Benítez ha pecado de muchas cosas, pero sobre todo de cobardía. Quien sabe si por encontrarse ante la última gran oportunidad de su carrera, o por haberse visto superado por la expectativa del que cumple el sueño de su vida, lo cierto es que absolutamente nada ha ido como debería. El Madrid buscó en la figura del entrenador madrileño un perfil que cortase de raíz con la anarquía táctica y la meritocracia vergonzosamente funcionarial que definió al segundo año de Ancelotti, pero acabó encontrándose una continuación de marca blanca. Por primera vez en su carrera, Benítez impuso el corazón sobre la razón y vulneró todas las características que le habían definido durante 20 años. Donde el Madrid buscaba un replicante, Rafa quiso ser más humano que nunca.

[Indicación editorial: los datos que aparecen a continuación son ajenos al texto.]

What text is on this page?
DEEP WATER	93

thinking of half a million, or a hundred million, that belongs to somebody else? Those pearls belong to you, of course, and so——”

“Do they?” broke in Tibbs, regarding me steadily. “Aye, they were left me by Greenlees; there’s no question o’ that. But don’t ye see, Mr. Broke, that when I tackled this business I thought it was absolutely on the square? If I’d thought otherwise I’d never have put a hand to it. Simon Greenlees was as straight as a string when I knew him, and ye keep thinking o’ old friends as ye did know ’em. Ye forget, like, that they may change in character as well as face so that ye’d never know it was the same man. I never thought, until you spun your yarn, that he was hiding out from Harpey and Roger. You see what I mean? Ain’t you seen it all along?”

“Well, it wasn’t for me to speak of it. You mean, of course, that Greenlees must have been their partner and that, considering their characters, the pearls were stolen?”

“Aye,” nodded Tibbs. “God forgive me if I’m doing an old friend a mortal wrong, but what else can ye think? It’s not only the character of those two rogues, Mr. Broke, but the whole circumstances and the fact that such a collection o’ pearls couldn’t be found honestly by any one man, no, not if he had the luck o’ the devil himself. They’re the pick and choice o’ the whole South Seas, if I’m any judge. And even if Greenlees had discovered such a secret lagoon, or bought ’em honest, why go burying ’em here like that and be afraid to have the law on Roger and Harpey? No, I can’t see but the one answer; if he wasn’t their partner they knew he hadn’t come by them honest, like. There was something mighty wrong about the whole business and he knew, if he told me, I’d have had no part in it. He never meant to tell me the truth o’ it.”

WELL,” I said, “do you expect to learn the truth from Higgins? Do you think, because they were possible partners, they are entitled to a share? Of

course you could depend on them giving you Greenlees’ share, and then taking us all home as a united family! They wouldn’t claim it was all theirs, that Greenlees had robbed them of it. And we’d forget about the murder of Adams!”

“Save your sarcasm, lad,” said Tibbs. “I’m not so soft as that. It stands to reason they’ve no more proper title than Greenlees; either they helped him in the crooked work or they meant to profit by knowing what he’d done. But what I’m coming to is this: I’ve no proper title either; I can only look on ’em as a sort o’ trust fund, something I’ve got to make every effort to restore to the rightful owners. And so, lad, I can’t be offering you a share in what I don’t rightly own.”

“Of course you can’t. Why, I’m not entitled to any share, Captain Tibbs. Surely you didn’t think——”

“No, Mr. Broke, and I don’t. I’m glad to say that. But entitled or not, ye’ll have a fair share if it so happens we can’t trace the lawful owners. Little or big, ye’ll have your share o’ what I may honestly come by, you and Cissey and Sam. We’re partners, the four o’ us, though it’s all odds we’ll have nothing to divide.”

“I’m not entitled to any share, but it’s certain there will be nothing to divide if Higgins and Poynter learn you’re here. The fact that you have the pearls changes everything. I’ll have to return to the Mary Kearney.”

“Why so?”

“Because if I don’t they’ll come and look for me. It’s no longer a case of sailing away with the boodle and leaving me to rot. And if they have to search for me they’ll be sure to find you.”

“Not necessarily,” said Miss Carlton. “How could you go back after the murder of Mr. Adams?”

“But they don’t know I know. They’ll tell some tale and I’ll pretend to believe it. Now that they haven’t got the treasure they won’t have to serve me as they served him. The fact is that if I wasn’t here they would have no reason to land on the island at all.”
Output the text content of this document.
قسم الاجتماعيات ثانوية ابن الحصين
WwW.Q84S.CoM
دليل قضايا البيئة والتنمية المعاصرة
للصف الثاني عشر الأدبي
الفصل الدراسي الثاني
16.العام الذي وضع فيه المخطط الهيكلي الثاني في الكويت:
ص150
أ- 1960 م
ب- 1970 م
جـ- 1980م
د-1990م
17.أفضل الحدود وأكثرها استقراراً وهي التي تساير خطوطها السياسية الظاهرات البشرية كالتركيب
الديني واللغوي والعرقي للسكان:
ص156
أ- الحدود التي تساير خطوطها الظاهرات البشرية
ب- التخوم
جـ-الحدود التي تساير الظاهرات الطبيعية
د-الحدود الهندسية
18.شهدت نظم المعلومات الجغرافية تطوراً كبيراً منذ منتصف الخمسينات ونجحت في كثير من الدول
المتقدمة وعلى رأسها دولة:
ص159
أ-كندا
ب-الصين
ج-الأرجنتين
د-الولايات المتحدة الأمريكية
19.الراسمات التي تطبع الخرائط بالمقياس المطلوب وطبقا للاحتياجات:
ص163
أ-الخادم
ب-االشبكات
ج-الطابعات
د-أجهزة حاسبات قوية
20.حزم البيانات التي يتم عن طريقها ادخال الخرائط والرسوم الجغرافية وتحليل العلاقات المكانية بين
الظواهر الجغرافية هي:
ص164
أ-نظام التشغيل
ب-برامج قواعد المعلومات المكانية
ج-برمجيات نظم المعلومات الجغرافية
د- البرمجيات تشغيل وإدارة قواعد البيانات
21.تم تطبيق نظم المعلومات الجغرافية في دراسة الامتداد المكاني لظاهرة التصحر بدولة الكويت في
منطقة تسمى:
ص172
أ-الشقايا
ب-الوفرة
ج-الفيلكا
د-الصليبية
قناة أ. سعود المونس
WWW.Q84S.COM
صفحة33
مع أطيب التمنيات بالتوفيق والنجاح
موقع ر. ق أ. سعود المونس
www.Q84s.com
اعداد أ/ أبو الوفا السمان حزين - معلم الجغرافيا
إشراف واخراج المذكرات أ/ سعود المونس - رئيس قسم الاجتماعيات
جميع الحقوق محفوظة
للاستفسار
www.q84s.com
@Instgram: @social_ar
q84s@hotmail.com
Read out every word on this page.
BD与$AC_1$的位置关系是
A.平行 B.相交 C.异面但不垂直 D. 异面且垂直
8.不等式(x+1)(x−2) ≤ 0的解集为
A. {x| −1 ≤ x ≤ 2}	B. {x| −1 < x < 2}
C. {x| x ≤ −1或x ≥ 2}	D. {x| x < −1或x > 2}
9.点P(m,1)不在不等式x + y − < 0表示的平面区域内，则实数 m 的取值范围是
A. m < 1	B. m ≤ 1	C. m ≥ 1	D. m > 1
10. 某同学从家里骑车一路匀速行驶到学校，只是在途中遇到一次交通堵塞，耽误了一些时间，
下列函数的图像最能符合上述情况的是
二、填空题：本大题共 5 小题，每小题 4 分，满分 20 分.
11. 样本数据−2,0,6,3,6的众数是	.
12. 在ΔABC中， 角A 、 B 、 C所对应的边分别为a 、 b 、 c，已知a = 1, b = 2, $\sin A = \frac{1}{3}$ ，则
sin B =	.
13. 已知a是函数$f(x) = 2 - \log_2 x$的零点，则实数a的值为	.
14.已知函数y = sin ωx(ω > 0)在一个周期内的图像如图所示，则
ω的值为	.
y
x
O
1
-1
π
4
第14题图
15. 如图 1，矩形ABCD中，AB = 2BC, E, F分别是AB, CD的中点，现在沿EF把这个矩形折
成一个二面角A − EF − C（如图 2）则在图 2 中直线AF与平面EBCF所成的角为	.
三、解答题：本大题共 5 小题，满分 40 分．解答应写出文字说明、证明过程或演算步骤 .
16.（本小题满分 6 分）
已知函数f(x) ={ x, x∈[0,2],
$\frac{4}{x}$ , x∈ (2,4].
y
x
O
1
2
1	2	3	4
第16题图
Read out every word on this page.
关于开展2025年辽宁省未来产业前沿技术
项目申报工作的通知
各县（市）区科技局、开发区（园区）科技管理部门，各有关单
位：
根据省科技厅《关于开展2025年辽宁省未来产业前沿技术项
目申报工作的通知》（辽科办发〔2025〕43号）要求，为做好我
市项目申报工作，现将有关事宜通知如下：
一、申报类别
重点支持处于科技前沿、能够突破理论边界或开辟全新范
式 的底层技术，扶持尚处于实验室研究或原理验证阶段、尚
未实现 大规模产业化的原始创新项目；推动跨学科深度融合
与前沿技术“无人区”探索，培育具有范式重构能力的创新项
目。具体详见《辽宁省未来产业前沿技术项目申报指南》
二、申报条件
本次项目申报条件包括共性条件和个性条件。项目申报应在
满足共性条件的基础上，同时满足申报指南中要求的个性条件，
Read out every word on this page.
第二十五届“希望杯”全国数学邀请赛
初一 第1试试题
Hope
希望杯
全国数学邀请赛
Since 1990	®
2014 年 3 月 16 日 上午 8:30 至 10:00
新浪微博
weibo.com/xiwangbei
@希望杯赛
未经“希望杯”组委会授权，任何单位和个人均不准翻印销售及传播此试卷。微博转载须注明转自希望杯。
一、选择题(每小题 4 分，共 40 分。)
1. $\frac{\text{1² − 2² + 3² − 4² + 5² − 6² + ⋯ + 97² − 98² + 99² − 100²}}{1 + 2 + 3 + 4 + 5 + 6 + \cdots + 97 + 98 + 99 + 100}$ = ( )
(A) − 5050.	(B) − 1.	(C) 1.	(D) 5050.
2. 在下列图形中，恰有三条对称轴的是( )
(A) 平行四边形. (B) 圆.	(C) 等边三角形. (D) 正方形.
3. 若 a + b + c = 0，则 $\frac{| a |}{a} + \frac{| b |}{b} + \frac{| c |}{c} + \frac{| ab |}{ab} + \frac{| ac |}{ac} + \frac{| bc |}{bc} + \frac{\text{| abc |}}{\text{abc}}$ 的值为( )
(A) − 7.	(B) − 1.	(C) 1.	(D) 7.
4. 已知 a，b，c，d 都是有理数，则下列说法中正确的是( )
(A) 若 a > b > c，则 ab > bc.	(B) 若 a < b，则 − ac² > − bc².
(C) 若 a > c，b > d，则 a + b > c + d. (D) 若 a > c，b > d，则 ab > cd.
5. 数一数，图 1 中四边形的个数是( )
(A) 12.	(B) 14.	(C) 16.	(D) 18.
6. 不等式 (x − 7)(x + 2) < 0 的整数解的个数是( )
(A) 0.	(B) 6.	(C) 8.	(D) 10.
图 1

E inevitablemente, aquello derivó en la peor de las traiciones: la traición a uno mismo.
Lo cierto es que, pese a todo, en un principio hubo motivos para confiar en el cambio. El nuevo Real Madrid parecía apostar por un modelo en el que primase la solidez sobre la brillantez, al estilo de aquel ya lejano Valencia que la díscola etapa galáctica tuvo que digerir como si fuera alambre de espino. Benítez parecía querer imponer un equipo con líneas más juntas, mayor sacrificio colectivo y primacía de lo general sobre lo individual. La perspectiva del tiempo puede abofetear el recuerdo de aquellos esperanzadores días y contarnos que aquello no dejaba de ser un castillo de naipes sustentado en un estratosférico Keylor Navas y un sobresaliente Casemiro, pero uno quiere creer que el menos existieron un mínimo de dignidad y buenas intenciones. No fue suficiente. Todo duró hasta que el entrenador vendió su alma al diablo, o al vestuario. Lo mismo da.
“Míster, contra el Barcelona salimos al ataque”. El resto es historia. Principio y final de un proyecto concentrados en 90 minutos, y todas las vergüenzas de un grupo de jugadores expuestas hasta el extremo. Benítez no pudo sobrevivir a la BBC, ni a las alineaciones cocinadas a fuego lento en el Txistu y en las cenas de conjura que Ramos organiza cada dos meses, ni a la propaganda enferma y consumida con gusto por el rebaño de Relaño, esa que nos cuenta que el Madrid no puede jugar como un equipo y que las alineaciones las dictan los méritos adquiridos en Mundiales y Eurocopas, lugares de nacimiento y cifras de fichaje.
Y se acabó. Ni tan siquiera puede hablarse de final triste, porque el rollo de película se atascó en los créditos del principio. Tardes de cine que recordamos con añoranza, westerns en blanco y negro en la que los héroes sudaban carisma y cagaban integridad. Misiones suicidas, héroes de gesto fruncido y sueños cumplidos en la mejor superproducción que jamás se vio. Cómo lo echamos de menos. El Madrid ha visto cosas que vosotros no creeríais. Pero como Roy Batty en su humanizante epifanía, el Bernabéu y el madridismo no deberían permitir que aquellos recuerdos se pierdan como lágrimas en la lluvia. Aún no es tiempo de morir.